The organisation takes the security of your data seriously. It has internal policies and controls in place to ensure that your data is not lost, accidentally destroyed, misused or disclosed, and is not accessed except by our employees in the proper performance of their duties.
For how long does the firm keep data?
If your application for employment is unsuccessful, the organisation will hold your data on file for up to 9 months after the end of the relevant recruitment process. At the end of that period, or if you withdraw your consent to retain the information during the period, your data is deleted or destroyed.
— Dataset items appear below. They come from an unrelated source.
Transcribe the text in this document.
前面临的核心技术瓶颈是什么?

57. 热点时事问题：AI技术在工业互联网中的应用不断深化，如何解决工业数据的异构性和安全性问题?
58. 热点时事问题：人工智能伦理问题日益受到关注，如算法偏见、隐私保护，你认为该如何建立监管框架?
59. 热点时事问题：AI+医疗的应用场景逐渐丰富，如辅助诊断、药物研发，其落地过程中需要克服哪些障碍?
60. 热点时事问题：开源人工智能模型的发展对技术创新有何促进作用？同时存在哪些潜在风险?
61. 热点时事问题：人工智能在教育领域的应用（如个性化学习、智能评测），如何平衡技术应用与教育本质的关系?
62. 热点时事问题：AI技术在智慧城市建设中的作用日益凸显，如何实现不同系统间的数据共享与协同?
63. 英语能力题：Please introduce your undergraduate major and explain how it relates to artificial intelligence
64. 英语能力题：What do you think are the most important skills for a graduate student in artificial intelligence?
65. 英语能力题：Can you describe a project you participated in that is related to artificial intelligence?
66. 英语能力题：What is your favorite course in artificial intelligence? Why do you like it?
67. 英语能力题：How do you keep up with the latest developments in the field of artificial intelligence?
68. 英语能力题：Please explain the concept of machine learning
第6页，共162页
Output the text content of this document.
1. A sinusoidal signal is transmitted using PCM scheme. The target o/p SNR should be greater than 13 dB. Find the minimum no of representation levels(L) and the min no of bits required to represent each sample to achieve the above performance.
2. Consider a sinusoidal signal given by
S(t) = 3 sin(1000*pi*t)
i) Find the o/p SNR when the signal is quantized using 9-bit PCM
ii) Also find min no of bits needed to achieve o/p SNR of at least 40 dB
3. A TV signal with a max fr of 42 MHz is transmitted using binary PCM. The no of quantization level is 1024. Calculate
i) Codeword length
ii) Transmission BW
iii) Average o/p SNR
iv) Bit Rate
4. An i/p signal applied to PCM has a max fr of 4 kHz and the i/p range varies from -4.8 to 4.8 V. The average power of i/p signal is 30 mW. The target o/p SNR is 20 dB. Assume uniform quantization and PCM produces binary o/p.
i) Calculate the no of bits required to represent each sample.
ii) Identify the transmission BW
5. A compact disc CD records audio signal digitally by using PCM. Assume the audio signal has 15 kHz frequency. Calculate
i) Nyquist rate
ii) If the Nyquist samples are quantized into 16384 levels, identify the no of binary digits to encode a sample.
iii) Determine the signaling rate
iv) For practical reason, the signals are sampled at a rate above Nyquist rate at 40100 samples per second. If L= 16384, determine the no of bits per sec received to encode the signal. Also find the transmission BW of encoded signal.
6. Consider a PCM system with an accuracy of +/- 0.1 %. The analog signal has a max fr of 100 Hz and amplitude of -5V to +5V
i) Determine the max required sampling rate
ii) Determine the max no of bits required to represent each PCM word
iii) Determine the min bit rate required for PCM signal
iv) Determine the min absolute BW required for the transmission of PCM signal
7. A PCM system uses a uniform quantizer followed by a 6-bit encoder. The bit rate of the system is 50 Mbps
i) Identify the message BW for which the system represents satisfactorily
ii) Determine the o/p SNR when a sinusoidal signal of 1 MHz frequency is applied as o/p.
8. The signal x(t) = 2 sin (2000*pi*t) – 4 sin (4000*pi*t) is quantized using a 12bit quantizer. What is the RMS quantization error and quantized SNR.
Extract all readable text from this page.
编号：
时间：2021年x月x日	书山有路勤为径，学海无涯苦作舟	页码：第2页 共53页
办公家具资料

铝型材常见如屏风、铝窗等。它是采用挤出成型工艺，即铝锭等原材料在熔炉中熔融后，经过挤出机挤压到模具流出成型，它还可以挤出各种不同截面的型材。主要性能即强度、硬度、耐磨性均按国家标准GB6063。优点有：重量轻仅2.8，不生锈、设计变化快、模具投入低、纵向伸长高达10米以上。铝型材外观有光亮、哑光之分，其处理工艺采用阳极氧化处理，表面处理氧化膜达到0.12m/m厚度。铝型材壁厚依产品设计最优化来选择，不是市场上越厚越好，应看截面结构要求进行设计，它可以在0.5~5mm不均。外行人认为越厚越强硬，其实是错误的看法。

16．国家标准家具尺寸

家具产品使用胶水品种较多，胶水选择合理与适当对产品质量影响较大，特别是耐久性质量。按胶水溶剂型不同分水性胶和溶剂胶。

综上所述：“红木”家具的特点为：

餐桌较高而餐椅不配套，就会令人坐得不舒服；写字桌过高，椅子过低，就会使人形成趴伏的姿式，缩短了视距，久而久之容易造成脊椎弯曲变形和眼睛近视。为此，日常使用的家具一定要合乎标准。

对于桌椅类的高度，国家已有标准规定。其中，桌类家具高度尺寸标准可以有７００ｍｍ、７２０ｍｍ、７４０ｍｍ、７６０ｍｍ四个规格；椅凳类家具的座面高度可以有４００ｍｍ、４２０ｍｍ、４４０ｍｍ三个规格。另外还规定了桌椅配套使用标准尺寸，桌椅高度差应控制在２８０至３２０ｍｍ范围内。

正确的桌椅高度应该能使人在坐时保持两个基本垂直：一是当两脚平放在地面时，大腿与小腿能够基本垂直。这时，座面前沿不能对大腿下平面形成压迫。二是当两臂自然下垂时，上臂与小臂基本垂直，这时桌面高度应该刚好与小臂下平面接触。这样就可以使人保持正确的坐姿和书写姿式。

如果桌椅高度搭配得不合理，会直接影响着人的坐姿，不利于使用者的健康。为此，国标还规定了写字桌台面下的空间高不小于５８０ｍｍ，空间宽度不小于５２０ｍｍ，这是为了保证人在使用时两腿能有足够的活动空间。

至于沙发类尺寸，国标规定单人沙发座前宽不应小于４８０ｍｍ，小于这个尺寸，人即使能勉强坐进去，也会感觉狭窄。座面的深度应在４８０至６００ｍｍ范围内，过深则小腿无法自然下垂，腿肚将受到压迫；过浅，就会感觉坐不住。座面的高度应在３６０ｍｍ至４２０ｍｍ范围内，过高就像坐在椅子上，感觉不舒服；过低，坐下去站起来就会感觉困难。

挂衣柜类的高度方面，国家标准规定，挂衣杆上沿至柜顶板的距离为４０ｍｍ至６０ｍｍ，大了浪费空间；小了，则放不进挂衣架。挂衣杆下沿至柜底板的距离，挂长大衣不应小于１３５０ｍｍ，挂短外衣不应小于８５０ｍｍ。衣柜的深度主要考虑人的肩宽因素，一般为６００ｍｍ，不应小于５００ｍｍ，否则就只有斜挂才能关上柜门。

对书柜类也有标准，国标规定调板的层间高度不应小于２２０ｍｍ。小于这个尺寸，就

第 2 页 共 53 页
If your application for employment is successful, personal data gathered during the recruitment process will be transferred to your personnel file and retained during your employment. The periods for which your data will be held will be provided to you in a new privacy notice.
Your rights
As a data subject, you have a number of rights. You can:
- access and obtain a copy of your data on request;
- require the organisation to change incorrect or incomplete data;
- require the organisation to delete or stop processing your data, for example where the data is no longer necessary for the purposes of processing;
- object to the processing of your data where the organisation is relying on its legitimate interests as the legal ground for processing; and
- ask the organisation to stop processing data for a period if data is inaccurate or there is a dispute about whether or not your interests override the organisation's legitimate grounds for processing data.
If you would like to exercise any of these rights, please contact our Data Protection Contact on compliance@wrighthassall.co.uk.
If you believe that the organisation has not complied with your data protection rights, you can complain to the Information Commissioner.
What if you do not provide personal data?
You are under no statutory or contractual obligation to provide data to the firm during the recruitment process. However, if you do not provide the information, the firm may not be able to process your application properly or at all.
You are under no obligation to provide information for equal opportunities monitoring purposes and there are no consequences for your application if you choose not to provide such information.
Automated decision-making
Recruitment processes are not based solely on automated decision-making.